The thermodynamic effects of sublimating, blowing snow
in the atmospheric boundary layer

Stephen J. Déry, Peter A. Taylor and Jingbing Xiao


A seasonal snocover blankets much of Canada during wintertime. In such an environment, the frequency of blowing snow events is relatively high and can have important meteorological and hydrological impacts. Apart from the transport of snow, the thermodynamic impact of sublimating blowing snow in air near the surface can be investigated.

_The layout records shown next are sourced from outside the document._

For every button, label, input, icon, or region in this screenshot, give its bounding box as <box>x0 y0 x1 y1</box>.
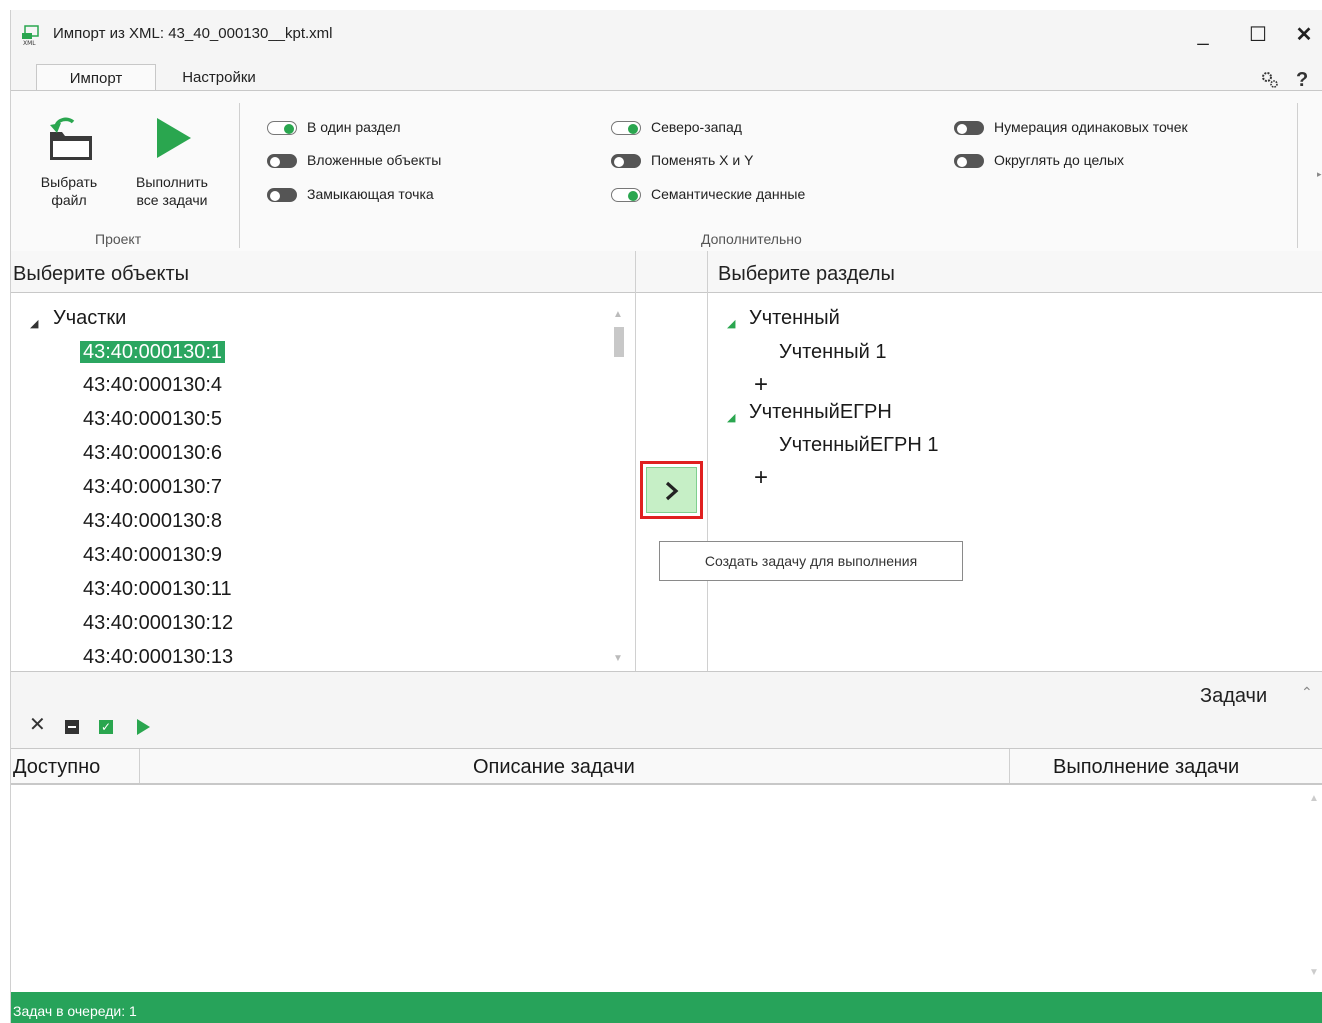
tree-group-parcels[interactable]: Участки <box>53 307 126 330</box>
add-subsection-icon[interactable]: + <box>754 464 768 492</box>
panel-divider-right <box>707 251 708 671</box>
tasks-title: Задачи <box>1200 685 1268 707</box>
scroll-down-icon[interactable]: ▼ <box>613 653 623 664</box>
scroll-up-icon[interactable]: ▲ <box>1309 793 1319 804</box>
toggle-label: Северо-запад <box>651 119 742 135</box>
tree-item-label: 43:40:000130:13 <box>83 648 234 668</box>
tree-item[interactable]: 43:40:000130:9 <box>83 544 222 567</box>
right-panel-header: Выберите разделы <box>718 263 895 285</box>
minimize-button[interactable]: _ <box>1186 20 1220 50</box>
toggle-label: Семантические данные <box>651 186 806 202</box>
column-available[interactable]: Доступно <box>13 756 100 779</box>
create-task-highlight <box>640 461 703 519</box>
collapse-icon[interactable]: ⌃ <box>1301 684 1313 701</box>
toggle-switch-off[interactable] <box>267 188 297 202</box>
toggle-switch-on[interactable] <box>267 121 297 135</box>
tree-subsection[interactable]: УчтенныйЕГРН 1 <box>779 434 938 457</box>
select-file-label-2: файл <box>51 192 87 208</box>
column-divider <box>1009 749 1010 783</box>
toggle-switch-off[interactable] <box>267 154 297 168</box>
toggle-switch-off[interactable] <box>954 121 984 135</box>
panel-divider-left <box>635 251 636 671</box>
tree-subsection[interactable]: Учтенный 1 <box>779 341 887 364</box>
tree-item-label: 43:40:000130:1 <box>80 341 226 363</box>
select-file-icon <box>50 117 92 160</box>
toggle-switch-off[interactable] <box>954 154 984 168</box>
run-all-label-2: все задачи <box>136 192 208 208</box>
scroll-up-icon[interactable]: ▲ <box>613 309 623 320</box>
tooltip: Создать задачу для выполнения <box>659 541 963 581</box>
svg-text:XML: XML <box>23 40 36 46</box>
delete-task-icon[interactable]: ✕ <box>29 712 46 737</box>
tree-item-clipped[interactable]: 43:40:000130:13 <box>71 648 621 670</box>
tree-item[interactable]: 43:40:000130:1 <box>80 341 226 364</box>
ribbon-tabs: Импорт Настройки ? <box>11 56 1322 92</box>
toggle-switch-off[interactable] <box>611 154 641 168</box>
window-title: Импорт из XML: 43_40_000130__kpt.xml <box>53 25 333 42</box>
create-task-button[interactable] <box>646 467 697 513</box>
select-file-label-1: Выбрать <box>40 174 98 190</box>
settings-gear-icon[interactable] <box>1259 69 1281 91</box>
toggle-label: Вложенные объекты <box>307 152 442 168</box>
status-bar: Задач в очереди: 1 <box>11 992 1322 1023</box>
toggle-switch-on[interactable] <box>611 188 641 202</box>
toggle-switch-on[interactable] <box>611 121 641 135</box>
tree-item[interactable]: 43:40:000130:12 <box>83 612 233 635</box>
tree-item[interactable]: 43:40:000130:7 <box>83 476 222 499</box>
close-button[interactable]: ✕ <box>1287 20 1321 50</box>
tree-item[interactable]: 43:40:000130:4 <box>83 374 222 397</box>
panels-header-row <box>11 251 1322 293</box>
tree-item[interactable]: 43:40:000130:6 <box>83 442 222 465</box>
title-bar: XML Импорт из XML: 43_40_000130__kpt.xml… <box>11 10 1322 56</box>
tasks-section: Задачи ⌃ ✕ ✓ Доступно Описание задачи Вы… <box>11 672 1322 993</box>
check-icon[interactable]: ✓ <box>99 720 113 734</box>
column-description[interactable]: Описание задачи <box>473 756 635 779</box>
toggle-label: Замыкающая точка <box>307 186 434 202</box>
tree-item[interactable]: 43:40:000130:5 <box>83 408 222 431</box>
create-task-arrow-icon <box>665 481 679 501</box>
column-divider <box>139 749 140 783</box>
extra-group-label: Дополнительно <box>701 231 802 247</box>
tree-section-registered-egrn[interactable]: УчтенныйЕГРН <box>749 401 892 424</box>
status-text: Задач в очереди: 1 <box>13 1003 137 1019</box>
toggle-label: Поменять X и Y <box>651 152 754 168</box>
left-panel-header: Выберите объекты <box>13 263 190 285</box>
collapse-arrow-icon[interactable]: ◢ <box>727 411 735 424</box>
tree-item[interactable]: 43:40:000130:8 <box>83 510 222 533</box>
run-all-icon <box>157 118 191 158</box>
tree-section-registered[interactable]: Учтенный <box>749 307 840 330</box>
scroll-thumb[interactable] <box>614 327 624 357</box>
toggle-label: Нумерация одинаковых точек <box>994 119 1188 135</box>
scroll-down-icon[interactable]: ▼ <box>1309 967 1319 978</box>
tab-settings[interactable]: Настройки <box>159 64 279 91</box>
column-execution[interactable]: Выполнение задачи <box>1053 756 1239 779</box>
project-group-label: Проект <box>95 231 142 247</box>
toggle-label: В один раздел <box>307 119 401 135</box>
tasks-table: Доступно Описание задачи Выполнение зада… <box>11 748 1322 993</box>
ribbon-separator-right <box>1297 103 1298 248</box>
play-icon[interactable] <box>135 718 151 736</box>
ribbon-separator <box>239 103 240 248</box>
help-icon[interactable]: ? <box>1296 69 1308 92</box>
ribbon-scroll-right-icon[interactable]: ▸ <box>1317 169 1322 180</box>
maximize-button[interactable]: ☐ <box>1241 20 1275 50</box>
collapse-arrow-icon[interactable]: ◢ <box>30 317 38 330</box>
collapse-arrow-icon[interactable]: ◢ <box>727 317 735 330</box>
import-window: XML Импорт из XML: 43_40_000130__kpt.xml… <box>10 10 1322 1023</box>
ribbon: Выбрать файл Выполнить все задачи Проект… <box>11 90 1322 252</box>
tab-import[interactable]: Импорт <box>36 64 156 92</box>
minus-icon[interactable] <box>65 720 79 734</box>
tree-item[interactable]: 43:40:000130:11 <box>83 578 232 601</box>
panels-area: Выберите объекты Выберите разделы ◢ Учас… <box>11 251 1322 672</box>
xml-file-icon: XML <box>22 25 39 46</box>
add-subsection-icon[interactable]: + <box>754 371 768 399</box>
toggle-label: Округлять до целых <box>994 152 1125 168</box>
run-all-label-1: Выполнить <box>136 174 208 190</box>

Using a time or fetch-dependent blowing snow model named "PIEKTUK" that incorporates prognostic equations for a spectrum of sublimating snow particles, plus temperature and humidity distributions, it is found that the sublimation of blowing snow leads to temperature decreases of the order of 0.5oC and significant water vapour increases in the near-surface air. Typical predicted snow removal rates due to sublimation of blowing snow are several millimetres snow water equivalent per day over open Arctic tundra conditions. The model forecast sublimation rates are most sensitive to humidity, as well as wind speed, temperature and particle distributions, with a maximum value in sublimation typically found approximately 1 km downstream from blowing snow initiation. This suggests that the sublimation process is self-limiting despite ongoing transport of snow by wind, yielding significantly lower values of blowing snow sublimation rates (nearly two-thirds less) compared to situations where the thermodynamic feedbacks are neglected. The PIEKTUK model may provide the necessary thermodynamic inputs or blowing snow parameterizations for mesoscale models, allowing the assessment of the contribution of blowing snow fluxes, in more complex situations, to the moisture budgets of high- latitude regions.